I'm going to introduce you to how to add proxy IPs in Java for crawling. I know that the crawler is to imitate the behavior of human beings on the network, through the program to automate the acquisition of information on the web page. And in the process of crawling, using a proxy IP is very important to avoid being banned from the website because of frequent requests.
First, the role and use of proxy IP
In the network world, we use IP address to identify and find a specific device, which is like each person has a unique ID number. Proxy IP is equivalent to our crawler provides a way to "disguise identity", so that our crawling behavior looks more like the normal user browsing behavior, greatly reducing the risk of being banned.

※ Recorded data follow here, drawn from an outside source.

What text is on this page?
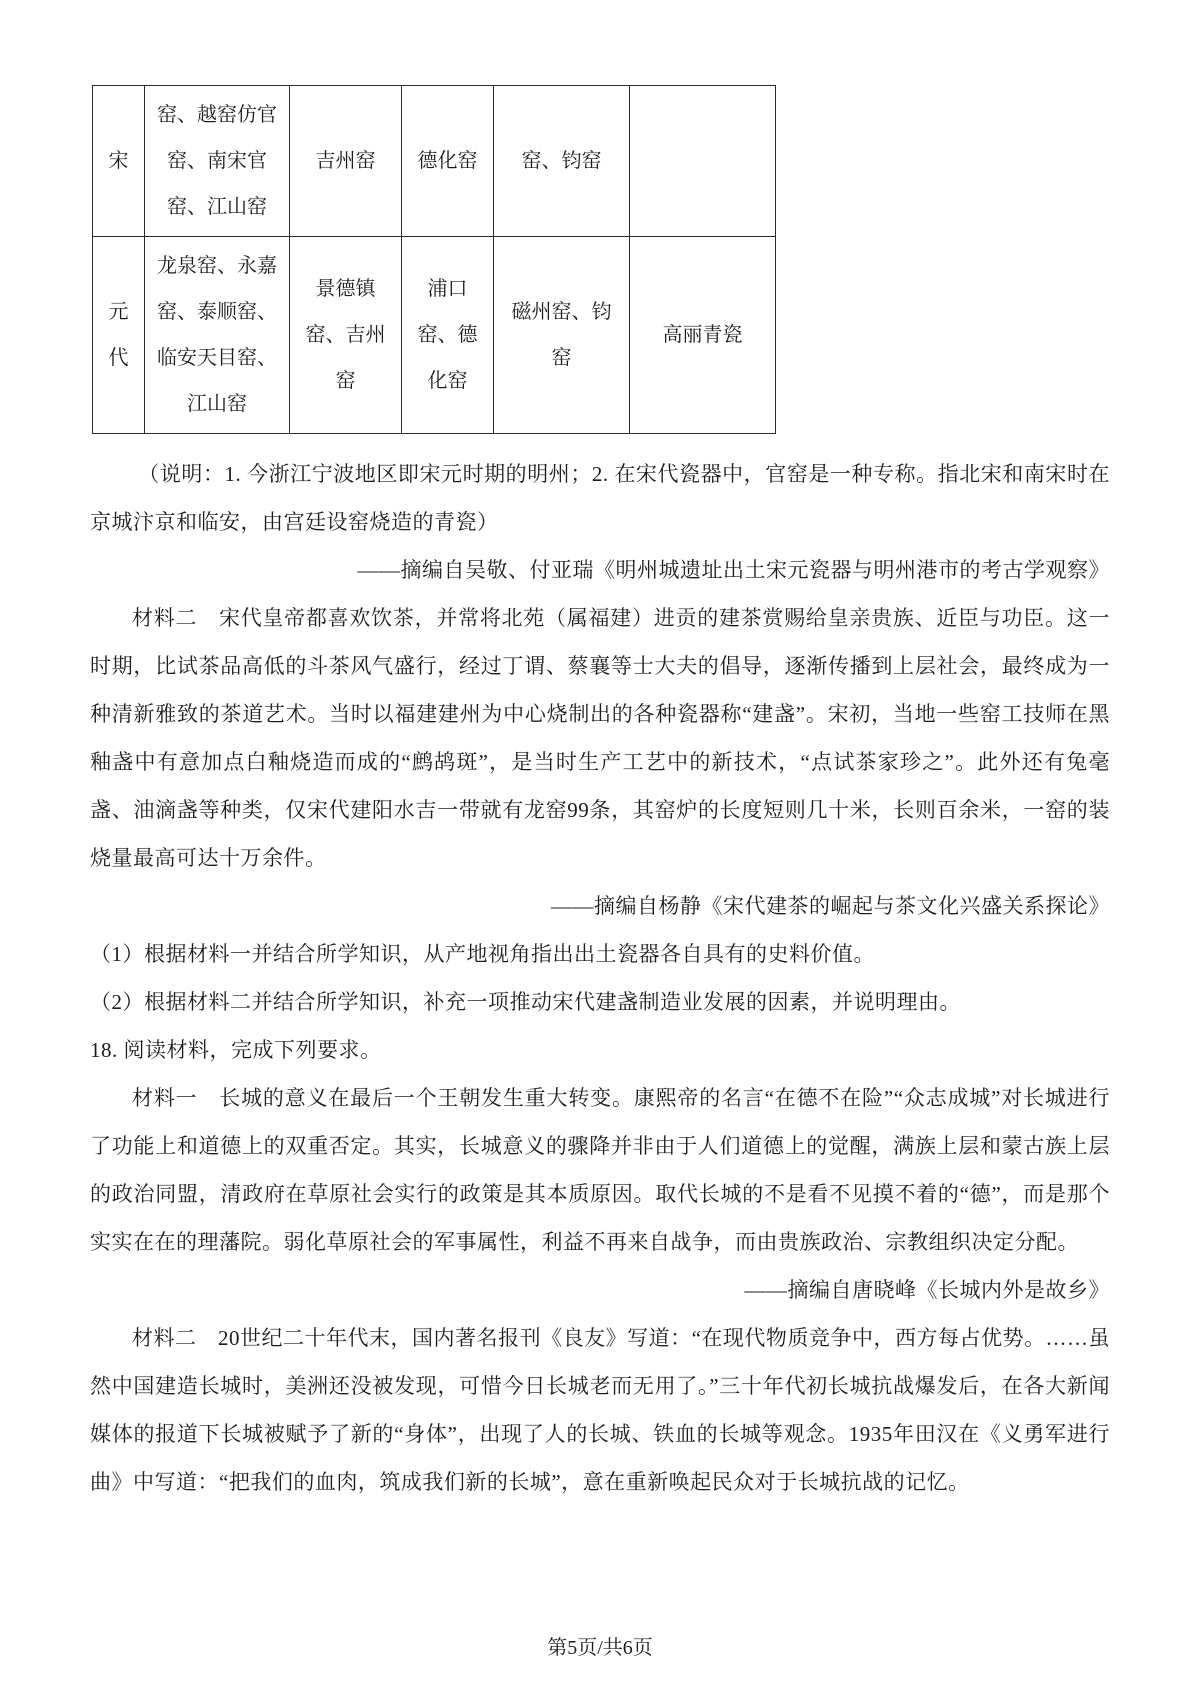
宋	窑、越窑仿官窑、南宋官窑、江山窑	吉州窑	德化窑	窑、钧窑	
元代	龙泉窑、永嘉窑、泰顺窑、临安天目窑、江山窑	景德镇窑、吉州窑	浦口窑、德化窑	磁州窑、钧窑	高丽青瓷

（说明：1. 今浙江宁波地区即宋元时期的明州；2. 在宋代瓷器中，官窑是一种专称。指北宋和南宋时在京城汴京和临安，由宫廷设窑烧造的青瓷）

——摘编自吴敬、付亚瑞《明州城遗址出土宋元瓷器与明州港市的考古学观察》

材料二　宋代皇帝都喜欢饮茶，并常将北苑（属福建）进贡的建茶赏赐给皇亲贵族、近臣与功臣。这一时期，比试茶品高低的斗茶风气盛行，经过丁谓、蔡襄等士大夫的倡导，逐渐传播到上层社会，最终成为一种清新雅致的茶道艺术。当时以福建建州为中心烧制出的各种瓷器称“建盏”。宋初，当地一些窑工技师在黑釉盏中有意加点白釉烧造而成的“鹧鸪斑”，是当时生产工艺中的新技术，“点试茶家珍之”。此外还有兔毫盏、油滴盏等种类，仅宋代建阳水吉一带就有龙窑99条，其窑炉的长度短则几十米，长则百余米，一窑的装烧量最高可达十万余件。

——摘编自杨静《宋代建茶的崛起与茶文化兴盛关系探论》

（1）根据材料一并结合所学知识，从产地视角指出出土瓷器各自具有的史料价值。

（2）根据材料二并结合所学知识，补充一项推动宋代建盏制造业发展的因素，并说明理由。

18. 阅读材料，完成下列要求。

材料一　长城的意义在最后一个王朝发生重大转变。康熙帝的名言“在德不在险”“众志成城”对长城进行了功能上和道德上的双重否定。其实，长城意义的骤降并非由于人们道德上的觉醒，满族上层和蒙古族上层的政治同盟，清政府在草原社会实行的政策是其本质原因。取代长城的不是看不见摸不着的“德”，而是那个实实在在的理藩院。弱化草原社会的军事属性，利益不再来自战争，而由贵族政治、宗教组织决定分配。

——摘编自唐晓峰《长城内外是故乡》

材料二　20世纪二十年代末，国内著名报刊《良友》写道：“在现代物质竞争中，西方每占优势。……虽然中国建造长城时，美洲还没被发现，可惜今日长城老而无用了。”三十年代初长城抗战爆发后，在各大新闻媒体的报道下长城被赋予了新的“身体”，出现了人的长城、铁血的长城等观念。1935年田汉在《义勇军进行曲》中写道：“把我们的血肉，筑成我们新的长城”，意在重新唤起民众对于长城抗战的记忆。

第5页/共6页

Then I'll give you an introduction to how to use proxy IP in Java to crawl it!
Second, get the proxy IP
To use a proxy IP, you first need to find some available proxy IP addresses. Here I recommend using some proxy IP websites to get them.

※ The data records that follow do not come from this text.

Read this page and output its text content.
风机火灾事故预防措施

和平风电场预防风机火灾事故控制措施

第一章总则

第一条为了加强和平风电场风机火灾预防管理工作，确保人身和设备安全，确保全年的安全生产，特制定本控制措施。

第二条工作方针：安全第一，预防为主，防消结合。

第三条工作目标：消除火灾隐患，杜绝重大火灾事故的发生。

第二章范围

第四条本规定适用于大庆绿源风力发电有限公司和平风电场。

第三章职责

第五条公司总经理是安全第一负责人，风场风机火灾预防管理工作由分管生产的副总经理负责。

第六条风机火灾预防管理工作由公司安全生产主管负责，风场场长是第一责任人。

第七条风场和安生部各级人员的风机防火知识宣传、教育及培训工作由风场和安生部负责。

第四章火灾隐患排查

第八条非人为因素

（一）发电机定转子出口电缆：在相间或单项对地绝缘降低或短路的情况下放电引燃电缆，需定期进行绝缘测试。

public List getProxyIpList(){
List proxyIpList = new ArrayList();
// Use HttpClient to send a request to get the content of the page.
HttpGet httpGet = new HttpGet("http://www.proxywebsite.com");
CloseableHttpResponse response = null;
try {
response = httpClient.execute(httpGet); HttpEntity entity = httpClient.execute(httpGet); HttpEntity = httpClient.execute(httpGet)

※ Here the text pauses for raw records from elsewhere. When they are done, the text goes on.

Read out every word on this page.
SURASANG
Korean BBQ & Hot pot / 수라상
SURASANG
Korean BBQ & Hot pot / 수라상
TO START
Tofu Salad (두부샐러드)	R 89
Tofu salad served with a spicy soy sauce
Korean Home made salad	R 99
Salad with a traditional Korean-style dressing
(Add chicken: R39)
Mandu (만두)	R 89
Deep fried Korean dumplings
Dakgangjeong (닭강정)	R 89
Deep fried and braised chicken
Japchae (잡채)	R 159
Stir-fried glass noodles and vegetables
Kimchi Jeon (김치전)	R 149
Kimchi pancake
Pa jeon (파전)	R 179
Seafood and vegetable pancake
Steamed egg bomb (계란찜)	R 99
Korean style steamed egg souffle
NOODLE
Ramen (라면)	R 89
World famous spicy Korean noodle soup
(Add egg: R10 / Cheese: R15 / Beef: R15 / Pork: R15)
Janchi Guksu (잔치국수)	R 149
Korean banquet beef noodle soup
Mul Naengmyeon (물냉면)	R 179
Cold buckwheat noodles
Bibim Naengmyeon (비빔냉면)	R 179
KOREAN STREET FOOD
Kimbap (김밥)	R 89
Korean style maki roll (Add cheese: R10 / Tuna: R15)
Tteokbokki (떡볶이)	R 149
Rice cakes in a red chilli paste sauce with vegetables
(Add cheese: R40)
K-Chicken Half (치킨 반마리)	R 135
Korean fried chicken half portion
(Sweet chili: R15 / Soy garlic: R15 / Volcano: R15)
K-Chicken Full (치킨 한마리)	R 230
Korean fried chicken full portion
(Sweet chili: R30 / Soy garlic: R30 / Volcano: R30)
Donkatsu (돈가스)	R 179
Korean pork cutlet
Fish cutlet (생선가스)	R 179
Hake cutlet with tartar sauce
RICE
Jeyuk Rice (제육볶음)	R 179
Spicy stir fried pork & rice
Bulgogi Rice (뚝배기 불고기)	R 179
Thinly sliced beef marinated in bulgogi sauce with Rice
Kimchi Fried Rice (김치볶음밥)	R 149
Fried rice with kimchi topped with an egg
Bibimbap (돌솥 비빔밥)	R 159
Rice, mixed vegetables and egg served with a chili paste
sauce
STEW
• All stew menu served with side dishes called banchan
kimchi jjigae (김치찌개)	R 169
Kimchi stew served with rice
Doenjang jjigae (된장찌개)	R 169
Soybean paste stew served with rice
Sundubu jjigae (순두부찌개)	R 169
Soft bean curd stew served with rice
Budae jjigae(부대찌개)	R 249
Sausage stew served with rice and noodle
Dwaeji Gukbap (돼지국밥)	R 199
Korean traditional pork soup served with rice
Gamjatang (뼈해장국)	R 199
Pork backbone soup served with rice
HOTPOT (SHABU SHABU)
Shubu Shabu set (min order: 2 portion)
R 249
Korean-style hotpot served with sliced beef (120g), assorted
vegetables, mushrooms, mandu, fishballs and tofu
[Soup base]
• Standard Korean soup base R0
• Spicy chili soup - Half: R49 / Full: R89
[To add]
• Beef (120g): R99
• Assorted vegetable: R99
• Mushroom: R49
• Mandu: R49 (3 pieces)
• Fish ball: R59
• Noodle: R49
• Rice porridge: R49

HttpEntity entity = response.getEntity(); String html = EntityUser(); String html = EntityUser()
String html = EntityUtils.toString(entity);
// Extract the proxy IP address using a regular expression.
Pattern pattern = Pattern.compile("\d+\. \d+\. \d+\. \d+:\d+");
Matcher matcher = pattern.matcher(html);
// Extracted IP addresses are saved to the list
while (matcher.find()){
String proxyIp = matcher.group();
proxyIpList.add(proxyIp);
}
} catch (IOException e) {
e.printStackTrace(); } catch (IOException e) { e.printStackTrace(); }
} finally {
try {
if(response!=null){
response.close(); }
}
httpClient.close(); } catch (IOException e) { if(response!=null){ response.close(); }
} catch (IOException e) {
e.printStackTrace(); } catch (IOException e) { e.printStackTrace(); }
}
}
return proxyIpList; }
}
With the above code, we can get some available proxy IP addresses from the Proxy IP website and save them in a list.
Third, set the proxy IP
Next, we need to set the proxy IP in the crawler program to let the program use the proxy for data crawling. Below is the sample code for setting the proxy IP:
public void setProxy(String proxyHost, int proxyPort){
HttpClientBuilder builder = HttpClientBuilder.create();
HttpHost proxy = new HttpHost(proxyHost, proxyPort, "http");
builder.setProxy(proxy);
CloseableHttpClient httpClient = builder.build();
// Send the request using httpClient...
}
In the above code, we use the functionality provided by HttpClient to set the proxy IP. by specifying the host address and port number of the proxy IP, we can allow the program to use the proxy for data crawling.
Fourth, the use of proxy IP for crawling
When we get the proxy IP and set up, you can follow the normal crawler process to crawl the data. The following is a simple example code:
public void crawlWithProxy(){
List proxyIpList = getProxyIpList();
for(String proxyIp : proxyIpList){
String[] ipAndPort = proxyIp.split(":");
String ip = ipAndPort[0];
String ip = ipAndPort[0]; int port = Integer.parseInt(ipAndPort[1]);
setProxy(ip, port);
// Use httpClient to send a request to crawl the data...
}
}
With the above code, we can traverse the list of proxy IPs and use each proxy IP in turn for data crawling.
V. Summary
Through the introduction of this article, I believe that you have a better understanding of adding proxy IP in Java for crawling. The use of proxy IP can be a good way to protect our crawler program to avoid being blocked by the target site. Of course, in practice, we can further improve the use of proxy IP strategy, such as regularly updating the proxy IP list, checking the availability of proxy IP and so on.
I hope that today's sharing will help you, let our crawler program more efficient and stable operation it! Finally, I would also like to remind you to use the crawler program to comply with network ethics and laws and regulations, do not abuse the crawler technology, and protect your data security and privacy.